One of the best written historical examples describing how noblemen treated their dogs as a cherished pet dates to the 15th–16th centuries. Hungarian and Czech King Ulászló II's younger brother Zsigmond—the Polish prince—lived for a short period of time at the Hungarian center of nobility, the Buda Castle (1498–1501). Historians discovered his accounting books that were extensively published in 1914. According to these records, Prince Zsigmond spent significant money to bathe his dogs. He had separate soap and water for them and hired a dog washer. Historians also note Zsigmond took his dogs with him whenever he traveled, and that he received Vizsla, Agár, and other hunting dogs as special gifts from his subjects.

Drawing from the 14th century prayerbook, King Zsigmond’s (1387–1437) breviary found at Buda Royal Court. The illustration depicts the king’s hunting dogs and also indicates selective breeding; Agár (left), Komondor (lower middle) and Vizsla (right) are clearly recognizable.

Another example of the extent of nobilities' care for their dogs comes from 1525. Hungarian King Lajos II was crazy about his dogs. He kept his favorites in his personal rooms, and they were even found at his royal dining table, a habit that shocked church dignitaries. Before he left to fight the Ottoman Empire in 1526, the King told his servants, "Make sure you care for my dogs well. Bathe them twice a week!"
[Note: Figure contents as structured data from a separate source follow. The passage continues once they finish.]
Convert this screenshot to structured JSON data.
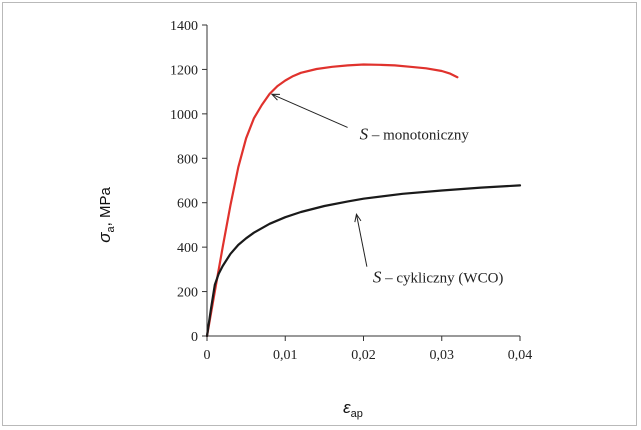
{
  "chart_data": {
    "type": "line",
    "title": "",
    "xlabel": "ε_ap",
    "ylabel": "σ_a, MPa",
    "xlabel_parts": {
      "symbol": "ε",
      "sub": "ap"
    },
    "ylabel_parts": {
      "symbol": "σ",
      "sub": "a",
      "rest": ", MPa"
    },
    "xlim": [
      0,
      0.04
    ],
    "ylim": [
      0,
      1400
    ],
    "x_ticks": [
      0,
      0.01,
      0.02,
      0.03,
      0.04
    ],
    "x_tick_labels": [
      "0",
      "0,01",
      "0,02",
      "0,03",
      "0,04"
    ],
    "y_ticks": [
      0,
      200,
      400,
      600,
      800,
      1000,
      1200,
      1400
    ],
    "y_tick_labels": [
      "0",
      "200",
      "400",
      "600",
      "800",
      "1000",
      "1200",
      "1400"
    ],
    "grid": false,
    "series": [
      {
        "color": "#e0322d",
        "x": [
          0,
          0.001,
          0.002,
          0.003,
          0.004,
          0.005,
          0.006,
          0.007,
          0.008,
          0.009,
          0.01,
          0.011,
          0.012,
          0.014,
          0.016,
          0.018,
          0.02,
          0.022,
          0.024,
          0.026,
          0.028,
          0.03,
          0.031,
          0.032
        ],
        "y": [
          0,
          200,
          400,
          590,
          760,
          890,
          980,
          1040,
          1090,
          1125,
          1150,
          1170,
          1185,
          1202,
          1212,
          1218,
          1222,
          1221,
          1218,
          1212,
          1205,
          1193,
          1182,
          1165
        ]
      },
      {
        "color": "#1a1a1a",
        "x": [
          0,
          0.0005,
          0.001,
          0.0015,
          0.002,
          0.003,
          0.004,
          0.005,
          0.006,
          0.008,
          0.01,
          0.012,
          0.015,
          0.018,
          0.02,
          0.025,
          0.03,
          0.035,
          0.04
        ],
        "y": [
          0,
          120,
          230,
          280,
          315,
          370,
          410,
          440,
          465,
          505,
          535,
          558,
          585,
          606,
          618,
          640,
          655,
          668,
          678
        ]
      }
    ],
    "annotations": [
      {
        "prefix": "S",
        "text": " – monotoniczny",
        "target": [
          0.0083,
          1088
        ],
        "label_at": [
          0.0195,
          885
        ]
      },
      {
        "prefix": "S",
        "text": " – cykliczny (WCO)",
        "target": [
          0.0191,
          548
        ],
        "label_at": [
          0.0212,
          240
        ]
      }
    ]
  }
}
In 1504, the monarchy prohibited peasants from hunting moose, deer, rabbit, boar, and pheasant. This was the first step to make hunting a noble privilege. The Kingdom of Hungary was grounded on feudalism, and hunting continued to be a chief sign of status for the aristocracy. Yet at the same time, dogs were extremely important in agriculture for the common people.

There are fewer ancient artifacts regarding the Komondor, Kuvasz and herding dogs, such as the Puli. Although, these dogs had crucial roles attending flocks, they were also important to Hungary’s meat exporting industry. These dogs guarded cattle during drives from the ranch to the market, which often took weeks to accomplish.

Modern Years

Organized dog breeding in Hungary came into its own in the 19th century due to the considerable economic benefits in Europe from these dogs. Noble and middle-class families continued to breed dogs for activities like hunting while less economically advantaged people, like shepherds, bred dogs for field assistance, such as herding and protecting livestock from bears and wolves.

At the same time, Hungary focused on modernizing its language, improving its economy and transportation, and gaining independence from the Hapsburg monarchy. An early advocate for Hungarian breeds, Count István Széchenyi, founded the first breed club in 1839, the Magyar Agár Society of Pest County. The Magyar Agár, a sighthound — a hound that primarily uses its stellar vision and speed while hunting — was prized by the aristocracy for long-distance horseback hunting. By 1882, a relatively new Vizsla club was holding its first Vizsla hunting competitions.

The nine breeds continue to be treasured as hunting, working, and pet dogs in Hungary, as well as by a handful of canine devotees worldwide. Since little is known about them, this website highlights their legendary history in Hungary and the part they’ve played in Hungarian culture, art, and history.